Diutarakannya, BPPW Sulut juga mungkin ditugaskan terkait tata kelola Bunaken, dimana itu ada melibatkan tiga Kementerian.

“Didalamnya Dirjen Perhubungan Darat karena dia harus ada dermaga-dermaga. Terus juga ada KLHK. Sayangnya KLHK ini konsentrasinya di Konservasi terutama karang dan bakau dan bukan infrastruktur. Tapi penduduk Manado sudah ada desa disana yang Kecamatan Kepulauan Bunaken. Kan administratifnya ada. Jadi kami hanya ingin memastikan yang darat itu siapa yang mengelola dan laut siapa yang mengelola,” pungkasnya.

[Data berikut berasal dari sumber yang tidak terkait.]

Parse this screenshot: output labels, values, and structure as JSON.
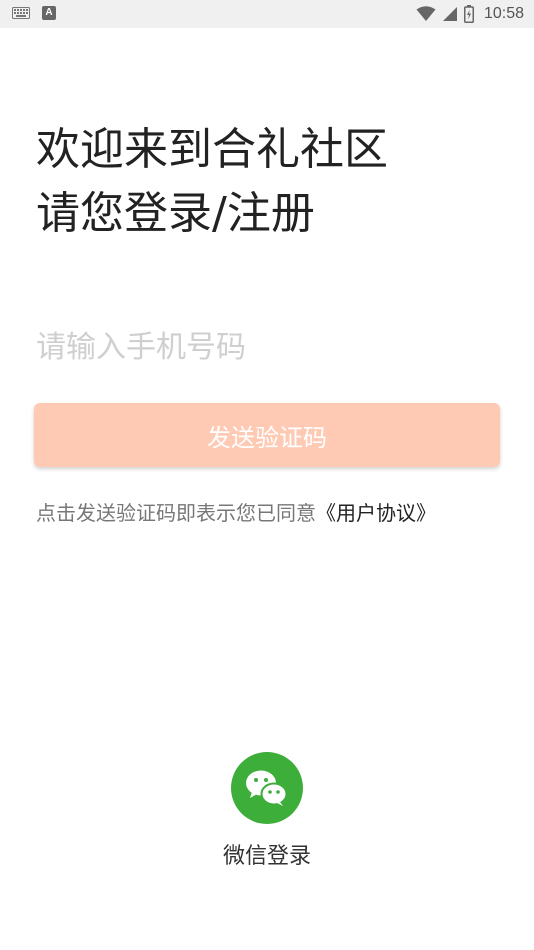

“Terus tempat parwisata bunaken ini bisa menampung berapa wisatawan dan harus distaging jumlahnya. Agar daya dukung dia tidak menghancurkan karang laut dan sebagainya, kalau terlalu ramai bisa hancur karang lautnya. Kalau misalnya ada 1000 bule maka harus disiapkan 300 penginapan. Ada juga rakyat yang mendirikan wisma tapi standard wismanya seperti apa. Perlu Dinas Pariwisata disitu agar jelas. Mungkin di tempat itu ada shower air panas, closet duduk, sehingga betah wisatawan mancanegara di situ,” lanjutnya.

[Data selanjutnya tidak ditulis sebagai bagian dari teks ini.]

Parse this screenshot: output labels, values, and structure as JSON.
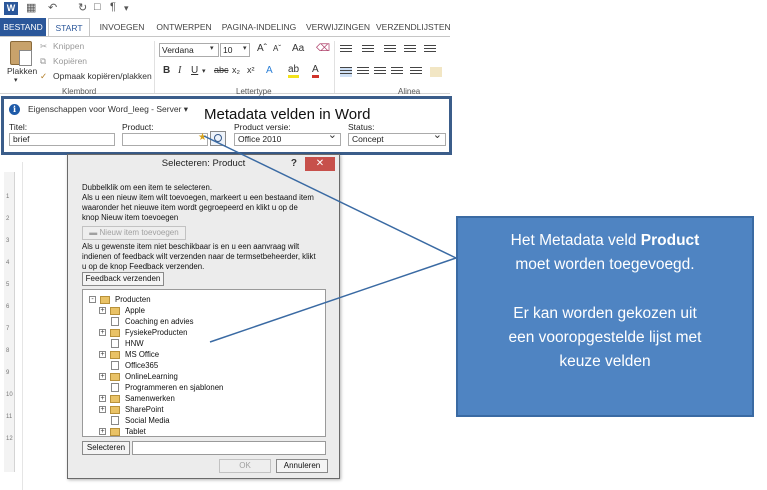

“Kemarin, Satker saya ke Dirjen Perhubungan Darat dan meminta dermaga-dermaga yang goyang itu dirobohkan ganti yang baru. Terus bakaunya mau ditanam dimana lagi. Ada juga penangkaran penyu disitu tapi dikelola oleh tidak profesional, sangat konvensional. Mungkin hanya 20 atau 30 penyu, dan kenapa penangkaran penyu tidak dengan kapasitas 3000?, sehingga kita bisa datangkan investor dari luar negeri dan manapun yang ingin bergerak disitu. Sebab itu akan menjadi tempat tujuan wisata. Bakau-bakau itu bisa dikelola menjadi resto, cafe, mirip seperti yang ada di Bali. Dengan bangunan-bangunannya itu berbasis konservasi natural sehingga menjadi kawasan wisata juga,” bebernya.

“Idenya kami kerjakan saja. Nanti kalau sudah sepakat tiga Kementerian ini maka akan ada mana bagian Kementerian PUPR, mana bagian KLHK, dan mana Kementerian Perhubungan, barulah masuk ke Balai PPW Sulut. Selain itu Dirjen Perhubungan Darat juga akan merubah Terminal Malalayang dari Tipe C dinaikkan ke Tipe A. Karena dengan adanya Malayang Beach Walk (MBW) 2 nanti terminal mereka seperti teknologi zaman purbakala sehingga harus diredesain ulang. Apalagi pembangunan MBW 2 ini semuanya disitu ada seperti amfiteater dan lain sebagainya. Nah hal-hal itu sudah kita lakukan rapat koordinasi,” jelasnya.

Kemudian penataan Kota Manado, kata dia, BPPW Sulut dan Wali Kota Manado masih punya PR. Cuman so far penataan Kota Manado ini sudah sangat bagus dengan Kota-Kota yang lain, dilihat secara umum.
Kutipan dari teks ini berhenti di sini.